A inteligênc­ia das formas

- JOÃO LOPES Crítico

Não será por acaso que o Mestre de Doutor Estranho é um Ancião que, afinal, é uma Anciã (ambiguidad­e que a língua inglesa contorna com a habitual frieza:

The Ancient One). Que essa personagem seja interpreta­da pela especialis­ta de todas as ambiguidad­es que é Tilda Swinton, eis o que sinaliza de modo exemplar a trajetória do herói: para além de qualquer diferença sexual, até mesmo para além de qualquer diferença humana, a sua saga tem que ver com aquilo de que não é possível sair. A saber: o Tempo (com maiúscula, se me permitem, já que convém mantermos alguma pompa face a tão extremo desafio). Há outra maneira de dizer isto e é surpreende­ntemente simpática para o filme que entroniza o sempre brilhante Benedict Cumberbatc­h no país dos ordenados com, pelo menos, sete algarismos (nada conta, caro Sherlock): por uma vez, os estúdios Marvel esforçaram-se na fabricação de algo mais que imagens de telemóvel que já ninguém vê (e sons ensurdeced­ores cada vez mais difíceis de suportar), sabendo tirar partido das atribulaçõ­es de um herói que vive numa paisagem que celebra, ponto por ponto, os poderes do próprio espetáculo do cinema. A saber: a ligação festiva de qualquer espaço com qualquer outro espaço e essa vertigem temporal que nos arrasta e liberta como um jogo de vídeo, desta vez deliciosam­ente filosófico. Até mesmo o cliché do “filme de efeitos especiais” adquire, aqui, uma inesperada justeza.

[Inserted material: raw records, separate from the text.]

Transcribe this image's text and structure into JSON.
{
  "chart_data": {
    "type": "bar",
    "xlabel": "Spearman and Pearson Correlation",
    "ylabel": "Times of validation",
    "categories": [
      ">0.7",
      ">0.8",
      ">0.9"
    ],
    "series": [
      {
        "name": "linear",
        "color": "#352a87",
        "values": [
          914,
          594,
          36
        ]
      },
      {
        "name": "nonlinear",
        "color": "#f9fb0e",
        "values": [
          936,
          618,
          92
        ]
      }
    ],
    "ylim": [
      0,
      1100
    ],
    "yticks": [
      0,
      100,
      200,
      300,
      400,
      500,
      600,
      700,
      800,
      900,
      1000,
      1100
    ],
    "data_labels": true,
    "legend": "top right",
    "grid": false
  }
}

Mais do que um fogo-de-artifício mais ou menos vistoso, assistimos a um trabalho de manipulaçã­o das linhas e dos volumes que volta a celebrar o ecrã como uma janela para todos os mundos alternativ­os que nos atrevermos a imaginar. A inteligênc­ia das formas é sempre um valor mais que estimável. E é bom que, no seio da poderosa Marvel, ainda haja quem não o tenha esquecido.